Methods: We fed female C57Bl/6J mice a high-fat diet (45% calories from fat) for 16 wk to induce a state of obesity and insulin resistance. Mice then ran on a treadmill for 3 d before excisional wounding. On day 4, mice were wounded 1 h after exercise. Mice then exercised for 5 d after wounding, and healing was assessed by photoplanimetry for 10 d.

Results: As described previously, obesity impaired wound healing, with significantly larger wound sizes measured from days 3 to day 10 after wounding (P < 0.05). Exercise did not improve healing in lean mice fed a normal chow diet. However, wound size was significantly smaller in exercised obese mice compared with their lean counterparts (P < 0.05 at day 1, day 4, and day 5 after wound). Surprisingly, we were unable to detect any differences in gene or protein expression of proinflammatory cytokines interleukin-1β and tumor necrosis factor-α or the anti-inflammatory cytokine interleukin-10 in the wounds.
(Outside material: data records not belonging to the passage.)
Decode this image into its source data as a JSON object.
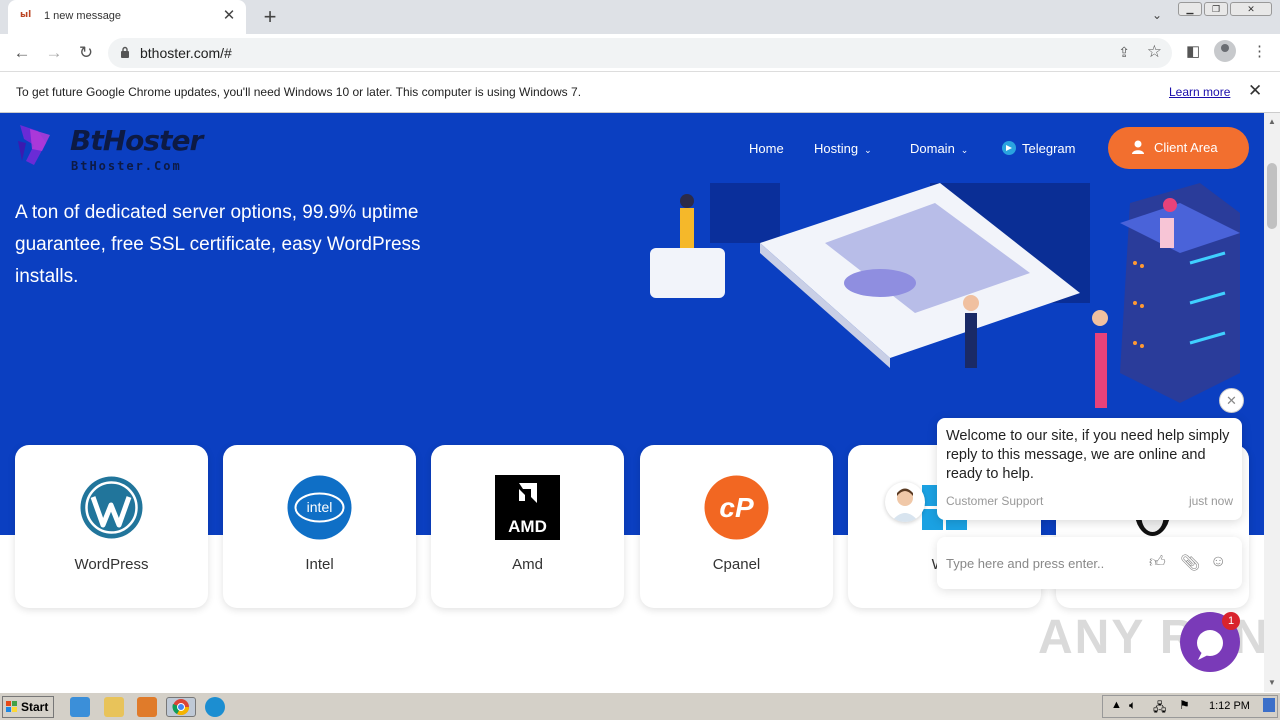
{
  "browser": {
    "tab_title": "1 new message",
    "tab_favicon": "ыl",
    "url": "bthoster.com/#"
  },
  "infobar": {
    "message": "To get future Google Chrome updates, you'll need Windows 10 or later. This computer is using Windows 7.",
    "learn_more": "Learn more"
  },
  "site": {
    "logo_name": "BtHoster",
    "logo_sub": "BtHoster.Com",
    "nav": {
      "home": "Home",
      "hosting": "Hosting",
      "domain": "Domain",
      "telegram": "Telegram",
      "client_area": "Client Area"
    },
    "tagline": "A ton of dedicated server options, 99.9% uptime guarantee, free SSL certificate, easy WordPress installs.",
    "cards": [
      {
        "label": "WordPress"
      },
      {
        "label": "Intel"
      },
      {
        "label": "Amd"
      },
      {
        "label": "Cpanel"
      },
      {
        "label": "Win"
      }
    ],
    "brand_colors": {
      "hero": "#0b3fc1",
      "accent": "#f26f2f"
    }
  },
  "chat": {
    "message": "Welcome to our site, if you need help simply reply to this message, we are online and ready to help.",
    "from": "Customer Support",
    "time": "just now",
    "input_placeholder": "Type here and press enter..",
    "badge": "1"
  },
  "watermark": "ANY RUN",
  "taskbar": {
    "start": "Start",
    "clock": "1:12 PM"
  }
}
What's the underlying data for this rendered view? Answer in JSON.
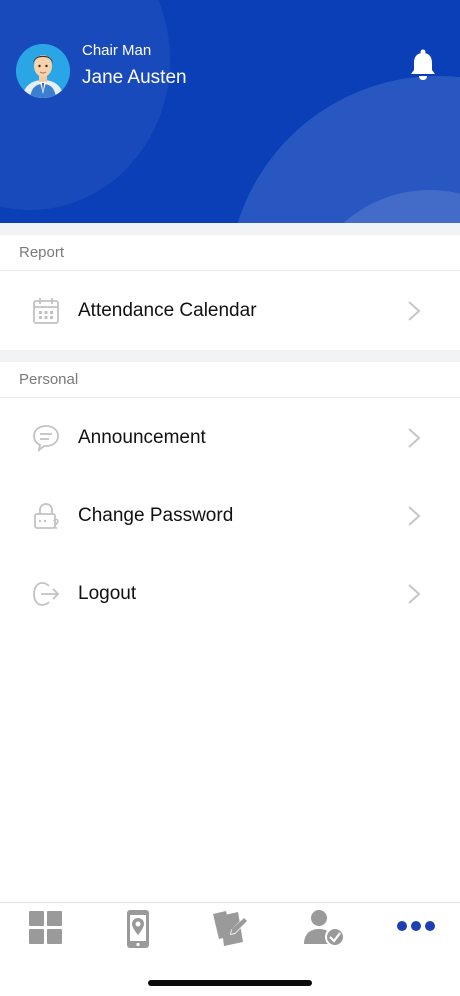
{
  "header": {
    "role": "Chair Man",
    "user_name": "Jane Austen",
    "accent_color": "#0a3fb8"
  },
  "sections": [
    {
      "title": "Report",
      "items": [
        {
          "label": "Attendance Calendar",
          "icon": "calendar-icon"
        }
      ]
    },
    {
      "title": "Personal",
      "items": [
        {
          "label": "Announcement",
          "icon": "chat-bubble-icon"
        },
        {
          "label": "Change Password",
          "icon": "lock-icon"
        },
        {
          "label": "Logout",
          "icon": "logout-icon"
        }
      ]
    }
  ],
  "tabbar": {
    "tabs": [
      {
        "icon": "dashboard-grid-icon",
        "active": false
      },
      {
        "icon": "phone-location-icon",
        "active": false
      },
      {
        "icon": "document-edit-icon",
        "active": false
      },
      {
        "icon": "user-check-icon",
        "active": false
      },
      {
        "icon": "more-dots-icon",
        "active": true
      }
    ],
    "active_color": "#1e3fb4",
    "inactive_color": "#9a9a9a"
  }
}
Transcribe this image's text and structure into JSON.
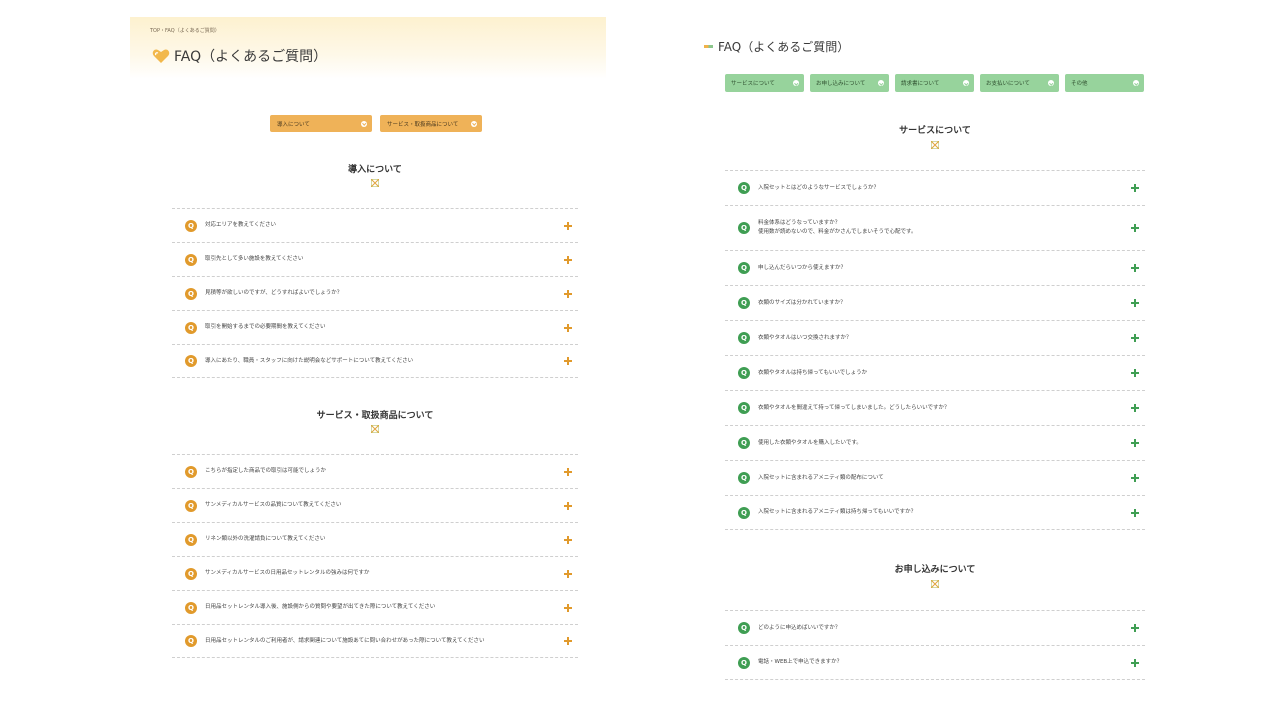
{
  "left": {
    "breadcrumb": "TOP・FAQ（よくあるご質問）",
    "title": "FAQ（よくあるご質問）",
    "tabs": [
      {
        "label": "導入について"
      },
      {
        "label": "サービス・取扱商品について"
      }
    ],
    "sections": [
      {
        "heading": "導入について",
        "questions": [
          "対応エリアを教えてください",
          "取引先として多い施設を教えてください",
          "見積等が欲しいのですが、どうすればよいでしょうか？",
          "取引を開始するまでの必要期間を教えてください",
          "導入にあたり、職員・スタッフに向けた説明会などサポートについて教えてください"
        ]
      },
      {
        "heading": "サービス・取扱商品について",
        "questions": [
          "こちらが指定した商品での取引は可能でしょうか",
          "サンメディカルサービスの品質について教えてください",
          "リネン類以外の洗濯請負について教えてください",
          "サンメディカルサービスの日用品セットレンタルの強みは何ですか",
          "日用品セットレンタル導入後、施設側からの質問や要望が出てきた際について教えてください",
          "日用品セットレンタルのご利用者が、請求関連について施設あてに問い合わせがあった際について教えてください"
        ]
      }
    ]
  },
  "right": {
    "title": "FAQ（よくあるご質問）",
    "tabs": [
      {
        "label": "サービスについて"
      },
      {
        "label": "お申し込みについて"
      },
      {
        "label": "請求書について"
      },
      {
        "label": "お支払いについて"
      },
      {
        "label": "その他"
      }
    ],
    "sections": [
      {
        "heading": "サービスについて",
        "questions": [
          {
            "line1": "入院セットとはどのようなサービスでしょうか？",
            "line2": ""
          },
          {
            "line1": "料金体系はどうなっていますか？",
            "line2": "使用数が読めないので、料金がかさんでしまいそうで心配です。"
          },
          {
            "line1": "申し込んだらいつから使えますか？",
            "line2": ""
          },
          {
            "line1": "衣類のサイズは分かれていますか？",
            "line2": ""
          },
          {
            "line1": "衣類やタオルはいつ交換されますか？",
            "line2": ""
          },
          {
            "line1": "衣類やタオルは持ち帰ってもいいでしょうか",
            "line2": ""
          },
          {
            "line1": "衣類やタオルを間違えて持って帰ってしまいました。どうしたらいいですか？",
            "line2": ""
          },
          {
            "line1": "使用した衣類やタオルを購入したいです。",
            "line2": ""
          },
          {
            "line1": "入院セットに含まれるアメニティ類の配布について",
            "line2": ""
          },
          {
            "line1": "入院セットに含まれるアメニティ類は持ち帰ってもいいですか？",
            "line2": ""
          }
        ]
      },
      {
        "heading": "お申し込みについて",
        "questions": [
          {
            "line1": "どのように申込めばいいですか？",
            "line2": ""
          },
          {
            "line1": "電話・WEB上で申込できますか？",
            "line2": ""
          }
        ]
      }
    ]
  },
  "colors": {
    "left_accent": "#e19a2c",
    "left_tab": "#efb258",
    "right_accent": "#3f9e53",
    "right_tab": "#97d39c"
  },
  "icons": {
    "question": "Q",
    "expand": "plus-icon",
    "heart": "heart-icon",
    "section_deco": "checker-deco-icon"
  }
}
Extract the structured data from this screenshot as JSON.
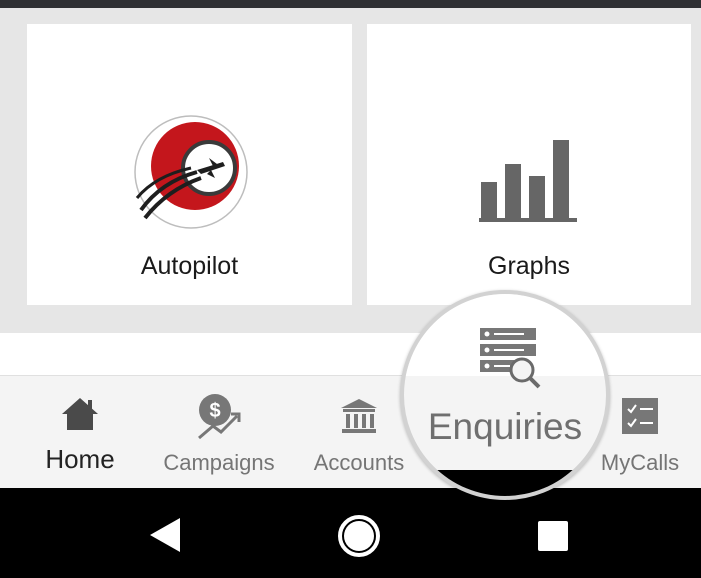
{
  "tiles": [
    {
      "label": "Autopilot",
      "icon": "autopilot-logo-icon"
    },
    {
      "label": "Graphs",
      "icon": "bar-chart-icon"
    }
  ],
  "bottom_nav": {
    "active": "Home",
    "items": [
      {
        "label": "Home",
        "icon": "home-icon"
      },
      {
        "label": "Campaigns",
        "icon": "dollar-growth-icon"
      },
      {
        "label": "Accounts",
        "icon": "bank-icon"
      },
      {
        "label": "Enquiries",
        "icon": "enquiry-search-icon"
      },
      {
        "label": "MyCalls",
        "icon": "checklist-icon"
      }
    ]
  },
  "colors": {
    "accent_red": "#c4161c",
    "icon_gray": "#666666",
    "label_gray": "#757575",
    "active_text": "#222222"
  },
  "system_nav": [
    "back-icon",
    "home-circle-icon",
    "recents-icon"
  ]
}
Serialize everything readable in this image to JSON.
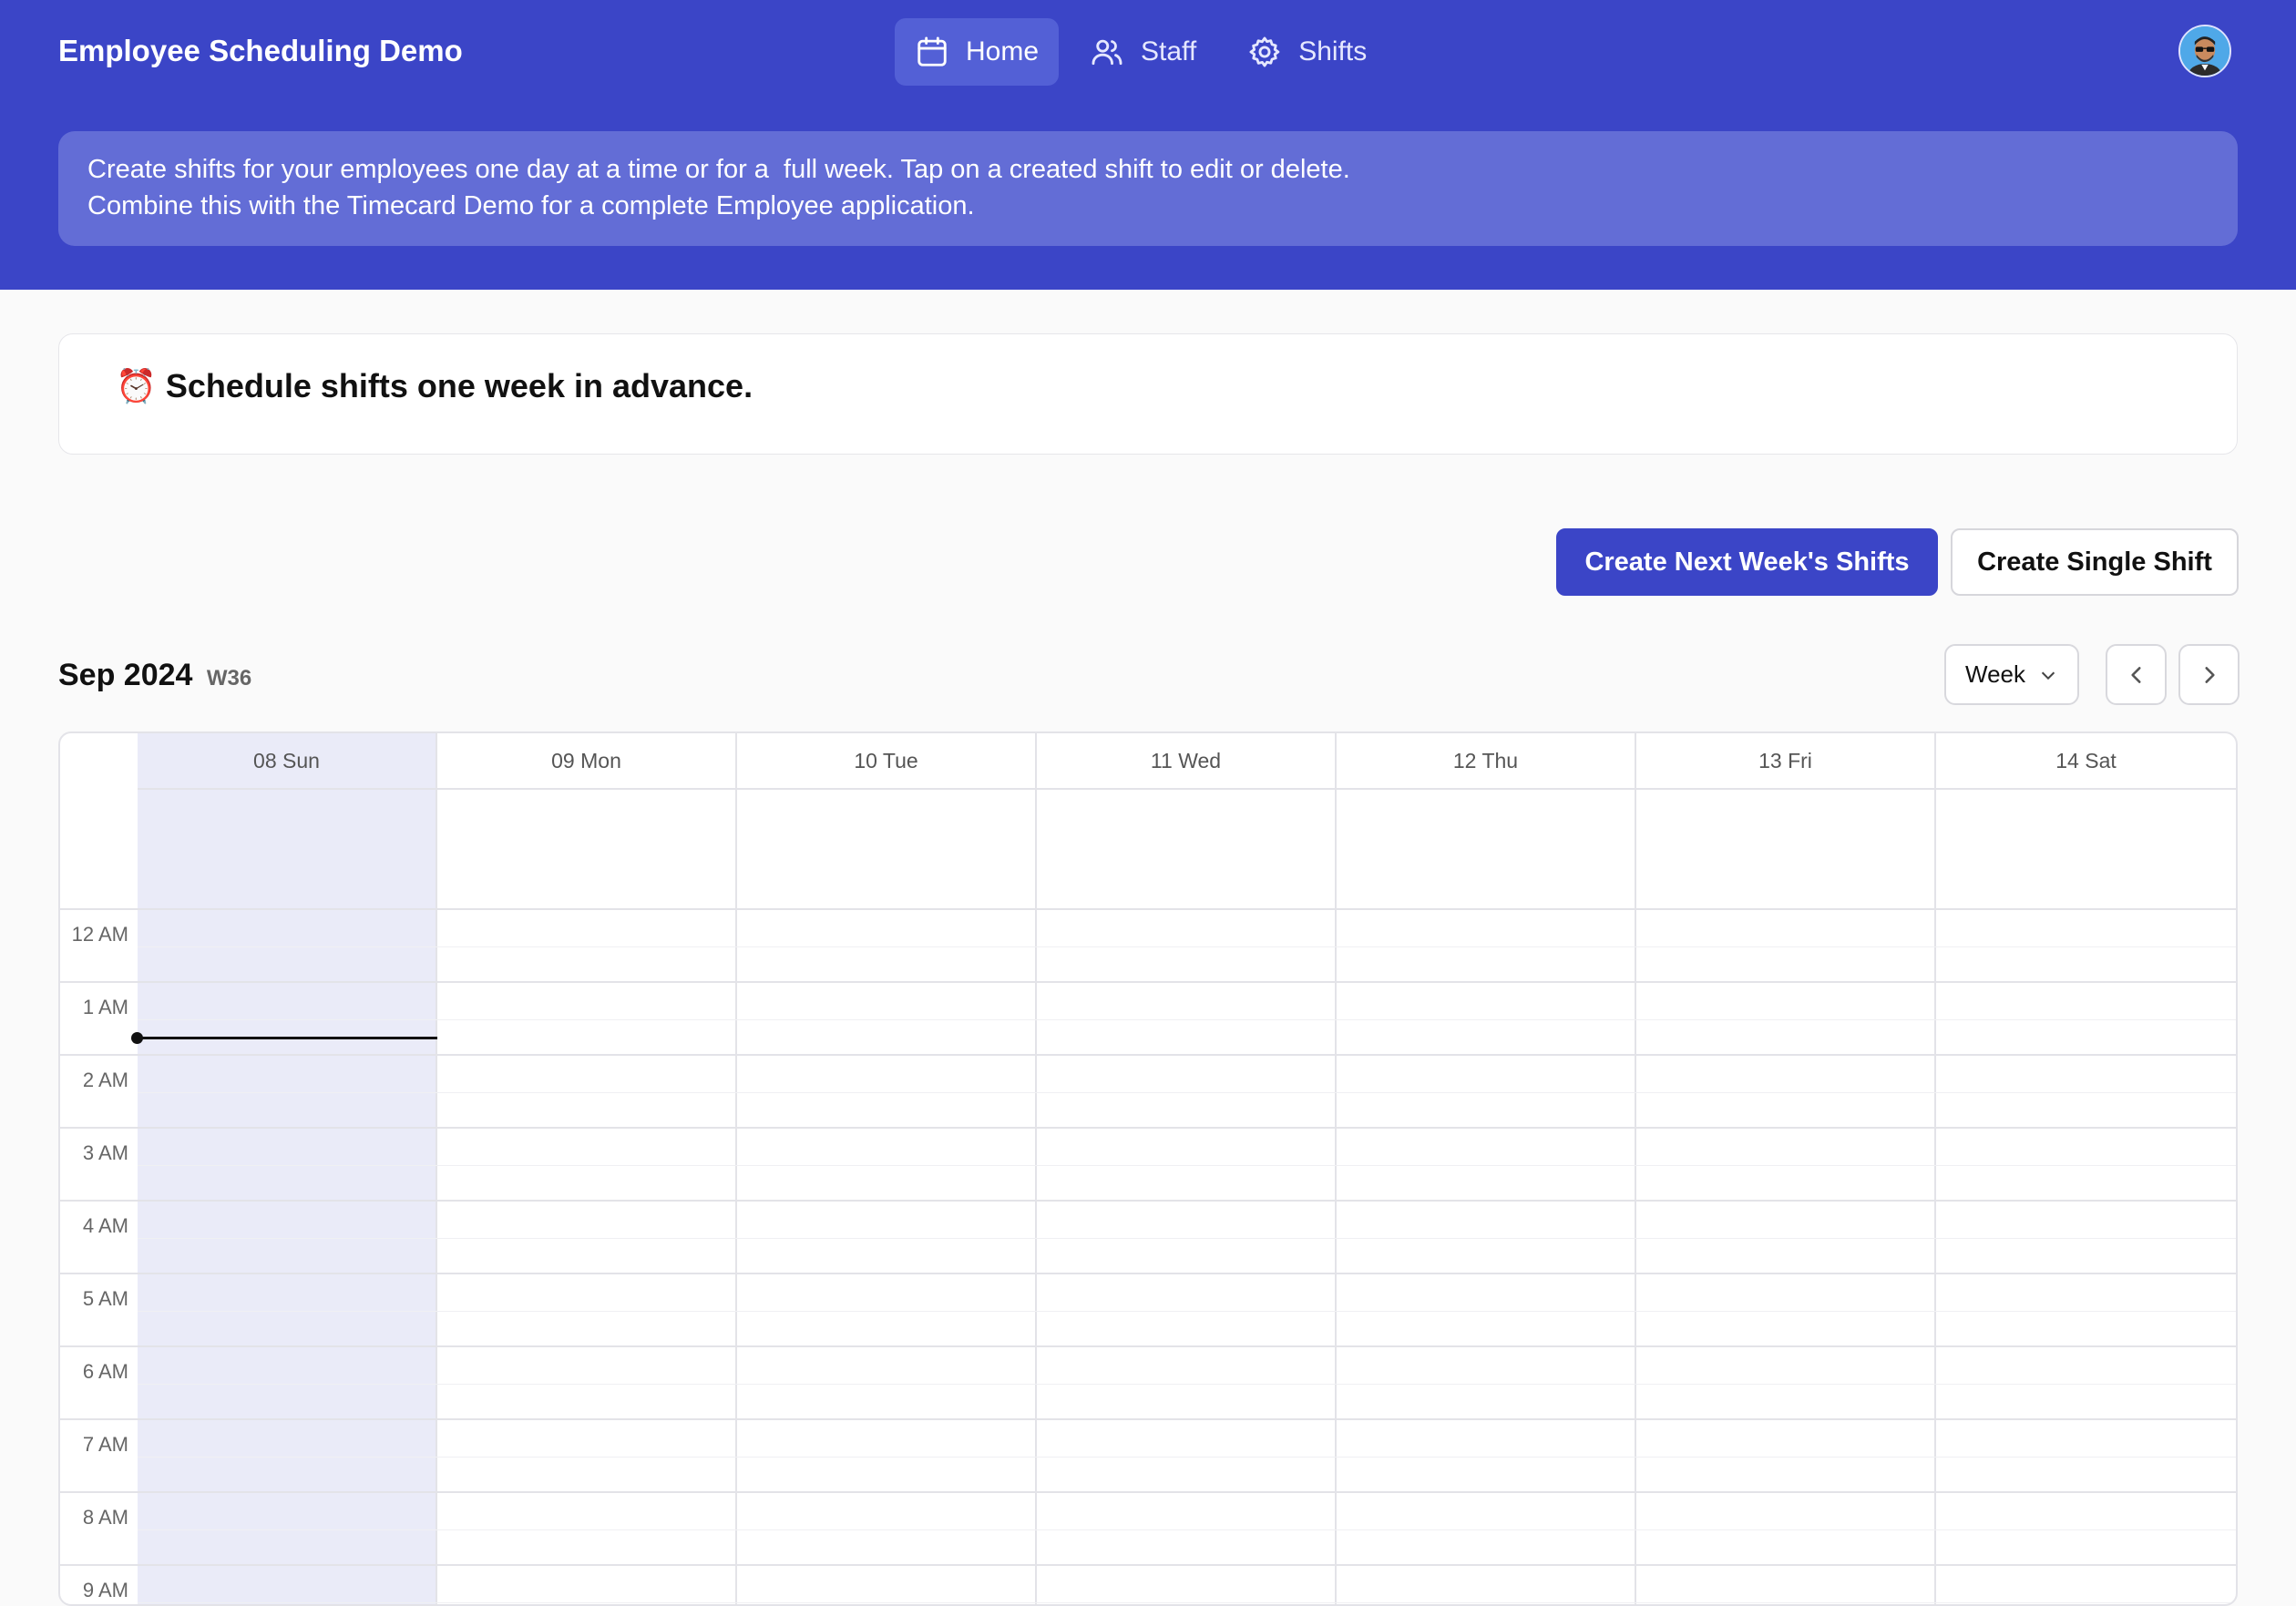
{
  "header": {
    "app_title": "Employee Scheduling Demo",
    "nav": [
      {
        "label": "Home",
        "icon": "calendar-icon",
        "active": true
      },
      {
        "label": "Staff",
        "icon": "users-icon",
        "active": false
      },
      {
        "label": "Shifts",
        "icon": "gear-icon",
        "active": false
      }
    ],
    "brand_color": "#3b45c7"
  },
  "banner": {
    "line1": "Create shifts for your employees one day at a time or for a  full week. Tap on a created shift to edit or delete.",
    "line2": "Combine this with the Timecard Demo for a complete Employee application."
  },
  "card": {
    "emoji": "⏰",
    "text": "Schedule shifts one week in advance."
  },
  "actions": {
    "create_week": "Create Next Week's Shifts",
    "create_single": "Create Single Shift"
  },
  "calendar": {
    "month": "Sep 2024",
    "week": "W36",
    "view": "Week",
    "days": [
      "08 Sun",
      "09 Mon",
      "10 Tue",
      "11 Wed",
      "12 Thu",
      "13 Fri",
      "14 Sat"
    ],
    "today_index": 0,
    "hours": [
      "12 AM",
      "1 AM",
      "2 AM",
      "3 AM",
      "4 AM",
      "5 AM",
      "6 AM",
      "7 AM",
      "8 AM",
      "9 AM"
    ]
  }
}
Likewise, there were no differences in gene expression of chemokines monocyte chemoattractant protein-1 and keratinocyte chemoattractant or of growth factor platelet-derived growth factor in wounds of exercise and sedentary mice.

Conclusion: This suggests an effect of exercise independent of alterations in inflammation. Future work should focus on early events after wounding, including exercise effects on hemostasis and myofibroblast function.